Un autre groupe important de fonctionnaires était constitué par les administrateurs choisis pour gouverner les provinces contrôlées par Carthage. Les villes alliées, comme Utique et Cadix, et les territoires soumis en Afrique du Nord bénéficiaient d'une grande autonomie politique, sauf pour les questions militaires et les affaires étrangères. En échange de la protection de Carthage, ils devaient payer un tribut en argent, en armes et en hommes pour le service militaire. Des fonctionnaires régionaux devaient superviser cette opération et percevoir des taxes supplémentaires telles que les droits de douane.
Tous les postes politiques clés du gouvernement carthaginois étaient dominés par une élite dirigeante. Cette aristocratie était caractérisée et dominée par des familles opposées (mizreh), notamment les Barcides et les Magonides. Néanmoins, les citoyens entreprenants, en particulier les riches marchands, avaient la possibilité de rejoindre cette aristocratie, car la richesse était le principal facteur de réussite en politique. D'autre part, l'élite traditionnelle était composée de ceux qui pouvaient prétendre descendre des pères fondateurs de la colonie, et il est clair que la généalogie était un facteur important. Cela explique peut-être la répétition assez déroutante des noms d'une génération à l'autre, ce qui donne littéralement des centaines de Hannon, Hamilcar et Hannibal.
Assemblée et citoyenneté
L'assemblée populaire de Carthage était connue sous le nom de 'm (pron. ham), qui se traduit par "le peuple". Elle se réunissait sur la place du marché de la ville et avait pour principales attributions de voter sur les questions proposées par les suffètes et le sénat, et d'élire les fonctionnaires, notamment les suffètes, le prêtre en chef et le trésorier, ainsi que les commandants militaires. Les conditions requises pour assister à l'assemblée, au-delà de la citoyenneté, et le système de vote ne sont toujours pas connus.
La citoyenneté était réservée aux hommes de la ville de Carthage. Les femmes, les esclaves et les étrangers ne pouvaient pas bénéficier du statut de citoyen. Certains éléments historiques indiquent qu'il existait peut-être un deuxième niveau de citoyens composé d'anciens esclaves et d'artisans étrangers. L'existence de deux niveaux de citoyenneté continue cependant de faire l'objet de débats parmi les historiens. Les citoyens étaient organisés en associations (mizrehim) ou en clubs familiaux qui se distinguaient les uns des autres par leur dévotion à un dieu spécifique, la profession de leurs membres, ou peut-être même par le fait qu'ils étaient composés de personnes ayant combattu ensemble au combat. Les membres de ces clubs se réunissaient régulièrement à l'occasion de banquets communs.

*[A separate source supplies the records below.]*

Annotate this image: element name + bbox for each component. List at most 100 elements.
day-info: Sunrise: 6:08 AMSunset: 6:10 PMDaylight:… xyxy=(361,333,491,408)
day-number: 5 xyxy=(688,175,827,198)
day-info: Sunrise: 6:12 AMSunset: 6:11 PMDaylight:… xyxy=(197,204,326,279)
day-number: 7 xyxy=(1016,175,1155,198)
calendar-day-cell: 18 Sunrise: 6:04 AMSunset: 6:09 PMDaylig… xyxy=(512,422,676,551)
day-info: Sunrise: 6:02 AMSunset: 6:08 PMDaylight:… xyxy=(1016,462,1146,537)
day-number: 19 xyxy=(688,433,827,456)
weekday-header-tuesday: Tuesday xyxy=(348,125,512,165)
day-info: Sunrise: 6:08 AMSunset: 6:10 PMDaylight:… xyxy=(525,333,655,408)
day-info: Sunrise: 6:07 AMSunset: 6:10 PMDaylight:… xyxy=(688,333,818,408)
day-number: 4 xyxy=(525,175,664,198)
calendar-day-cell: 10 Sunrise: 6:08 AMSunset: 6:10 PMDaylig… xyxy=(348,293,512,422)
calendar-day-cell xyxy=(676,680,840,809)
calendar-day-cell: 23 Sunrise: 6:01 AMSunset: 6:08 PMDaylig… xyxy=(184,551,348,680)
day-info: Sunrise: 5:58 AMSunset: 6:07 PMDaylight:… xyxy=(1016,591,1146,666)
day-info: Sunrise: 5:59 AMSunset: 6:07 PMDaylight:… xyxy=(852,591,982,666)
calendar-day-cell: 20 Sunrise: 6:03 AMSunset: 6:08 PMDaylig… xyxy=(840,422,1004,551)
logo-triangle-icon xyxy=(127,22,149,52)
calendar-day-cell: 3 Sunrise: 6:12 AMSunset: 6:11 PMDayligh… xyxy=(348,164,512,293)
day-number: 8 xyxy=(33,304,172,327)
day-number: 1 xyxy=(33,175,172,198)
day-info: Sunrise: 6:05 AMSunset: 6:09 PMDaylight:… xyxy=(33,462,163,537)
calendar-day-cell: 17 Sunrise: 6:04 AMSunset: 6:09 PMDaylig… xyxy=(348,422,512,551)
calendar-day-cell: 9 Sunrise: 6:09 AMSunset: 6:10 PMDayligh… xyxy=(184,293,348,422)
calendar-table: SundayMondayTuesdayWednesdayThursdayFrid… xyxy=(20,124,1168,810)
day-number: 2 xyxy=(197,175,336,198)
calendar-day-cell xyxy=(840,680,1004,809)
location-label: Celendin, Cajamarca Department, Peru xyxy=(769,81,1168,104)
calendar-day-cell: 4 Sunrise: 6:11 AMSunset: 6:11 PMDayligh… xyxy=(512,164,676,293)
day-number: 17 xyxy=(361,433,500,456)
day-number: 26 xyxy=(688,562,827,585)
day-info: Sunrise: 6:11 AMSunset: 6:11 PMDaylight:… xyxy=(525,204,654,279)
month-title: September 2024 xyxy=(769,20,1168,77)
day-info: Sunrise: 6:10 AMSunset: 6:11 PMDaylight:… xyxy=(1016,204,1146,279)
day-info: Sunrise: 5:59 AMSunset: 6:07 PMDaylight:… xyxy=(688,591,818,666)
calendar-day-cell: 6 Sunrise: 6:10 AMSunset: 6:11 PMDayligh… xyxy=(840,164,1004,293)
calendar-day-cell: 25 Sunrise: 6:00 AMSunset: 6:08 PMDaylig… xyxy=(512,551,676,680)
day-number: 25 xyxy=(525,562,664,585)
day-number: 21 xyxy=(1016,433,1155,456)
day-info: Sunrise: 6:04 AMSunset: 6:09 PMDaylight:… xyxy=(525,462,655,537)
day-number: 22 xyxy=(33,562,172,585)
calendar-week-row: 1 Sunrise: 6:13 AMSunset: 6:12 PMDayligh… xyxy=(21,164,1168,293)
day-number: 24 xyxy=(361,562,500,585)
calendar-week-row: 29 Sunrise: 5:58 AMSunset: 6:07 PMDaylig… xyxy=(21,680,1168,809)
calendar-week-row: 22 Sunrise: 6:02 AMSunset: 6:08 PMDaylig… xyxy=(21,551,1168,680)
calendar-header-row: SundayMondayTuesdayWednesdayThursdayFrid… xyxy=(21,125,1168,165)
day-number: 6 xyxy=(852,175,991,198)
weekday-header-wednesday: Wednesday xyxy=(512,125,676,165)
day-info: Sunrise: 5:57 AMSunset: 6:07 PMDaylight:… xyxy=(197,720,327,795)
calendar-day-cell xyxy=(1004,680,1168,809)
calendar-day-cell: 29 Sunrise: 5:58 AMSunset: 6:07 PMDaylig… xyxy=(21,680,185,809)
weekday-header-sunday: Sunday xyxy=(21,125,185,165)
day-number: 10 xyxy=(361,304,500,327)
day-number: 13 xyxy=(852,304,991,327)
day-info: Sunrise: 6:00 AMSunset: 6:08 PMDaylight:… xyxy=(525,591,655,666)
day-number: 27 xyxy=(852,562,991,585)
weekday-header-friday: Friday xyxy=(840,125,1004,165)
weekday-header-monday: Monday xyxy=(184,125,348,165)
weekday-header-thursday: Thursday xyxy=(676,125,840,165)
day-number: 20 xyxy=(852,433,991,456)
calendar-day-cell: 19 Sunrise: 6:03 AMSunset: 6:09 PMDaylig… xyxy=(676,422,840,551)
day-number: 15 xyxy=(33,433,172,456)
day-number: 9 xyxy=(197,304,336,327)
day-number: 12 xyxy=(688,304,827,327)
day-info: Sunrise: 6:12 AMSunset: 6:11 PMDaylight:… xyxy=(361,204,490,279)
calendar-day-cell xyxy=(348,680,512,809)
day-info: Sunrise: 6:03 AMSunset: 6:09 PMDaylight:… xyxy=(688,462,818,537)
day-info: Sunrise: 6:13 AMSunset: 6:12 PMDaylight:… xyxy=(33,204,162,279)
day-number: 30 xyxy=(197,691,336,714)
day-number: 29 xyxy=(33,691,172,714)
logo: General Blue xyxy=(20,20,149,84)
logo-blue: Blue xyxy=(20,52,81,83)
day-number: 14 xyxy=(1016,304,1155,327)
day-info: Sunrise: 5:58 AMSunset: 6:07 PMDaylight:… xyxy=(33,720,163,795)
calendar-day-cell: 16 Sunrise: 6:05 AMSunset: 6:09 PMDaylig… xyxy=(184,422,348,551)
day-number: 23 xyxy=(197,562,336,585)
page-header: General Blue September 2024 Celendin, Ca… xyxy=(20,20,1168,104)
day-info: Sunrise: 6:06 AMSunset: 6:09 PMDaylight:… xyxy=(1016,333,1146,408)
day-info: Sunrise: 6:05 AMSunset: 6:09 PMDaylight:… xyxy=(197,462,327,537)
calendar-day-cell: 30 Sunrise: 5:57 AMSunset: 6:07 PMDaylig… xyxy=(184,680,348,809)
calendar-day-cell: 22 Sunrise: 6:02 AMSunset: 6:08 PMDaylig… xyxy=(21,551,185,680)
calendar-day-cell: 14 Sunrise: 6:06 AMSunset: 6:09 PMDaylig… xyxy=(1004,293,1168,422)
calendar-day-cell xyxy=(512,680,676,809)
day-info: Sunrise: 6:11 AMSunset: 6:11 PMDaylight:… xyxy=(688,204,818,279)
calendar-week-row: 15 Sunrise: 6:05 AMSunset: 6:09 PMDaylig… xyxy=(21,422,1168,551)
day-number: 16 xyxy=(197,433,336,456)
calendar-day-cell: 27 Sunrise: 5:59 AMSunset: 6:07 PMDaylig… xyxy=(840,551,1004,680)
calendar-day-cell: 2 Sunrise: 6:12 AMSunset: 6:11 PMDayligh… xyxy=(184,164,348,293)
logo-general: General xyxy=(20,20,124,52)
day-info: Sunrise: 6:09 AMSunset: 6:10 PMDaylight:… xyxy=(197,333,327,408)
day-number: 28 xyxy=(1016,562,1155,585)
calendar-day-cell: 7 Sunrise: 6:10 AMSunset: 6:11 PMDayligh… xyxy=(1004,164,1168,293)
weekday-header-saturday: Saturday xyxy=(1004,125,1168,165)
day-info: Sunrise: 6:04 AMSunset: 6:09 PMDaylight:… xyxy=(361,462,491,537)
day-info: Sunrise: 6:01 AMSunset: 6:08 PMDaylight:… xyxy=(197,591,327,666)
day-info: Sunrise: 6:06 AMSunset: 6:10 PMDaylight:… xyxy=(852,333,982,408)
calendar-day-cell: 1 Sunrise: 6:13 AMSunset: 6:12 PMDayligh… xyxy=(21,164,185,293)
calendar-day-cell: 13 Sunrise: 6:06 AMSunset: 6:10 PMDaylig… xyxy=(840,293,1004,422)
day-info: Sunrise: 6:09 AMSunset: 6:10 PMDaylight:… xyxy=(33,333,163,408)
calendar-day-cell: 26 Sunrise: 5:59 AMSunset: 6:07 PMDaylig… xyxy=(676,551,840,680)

Les citoyens des cités alliées d'Afrique du Nord avaient un statut similaire ou égal à celui de leurs homologues de Carthage en ce qui concernait le droit civil. On ne connaît pas le statut de ceux qui vivaient dans les petites agglomérations des régions sous contrôle carthaginois. Il est plus certain que le niveau d'intégration des peuples dans l'empire carthaginois était assez faible, ce qui eut pour conséquence qu'en période de péril, comme lors des guerres puniques avec Rome, de nombreuses villes firent défection pour se ranger du côté romain. Carthage exploita ses colonies mais ne fit aucun réel effort pour développer un sentiment d'appartenance dans les États alliés et conquis, ce qui signifie que lorsque Carthage s'effondra, son empire en fit de même.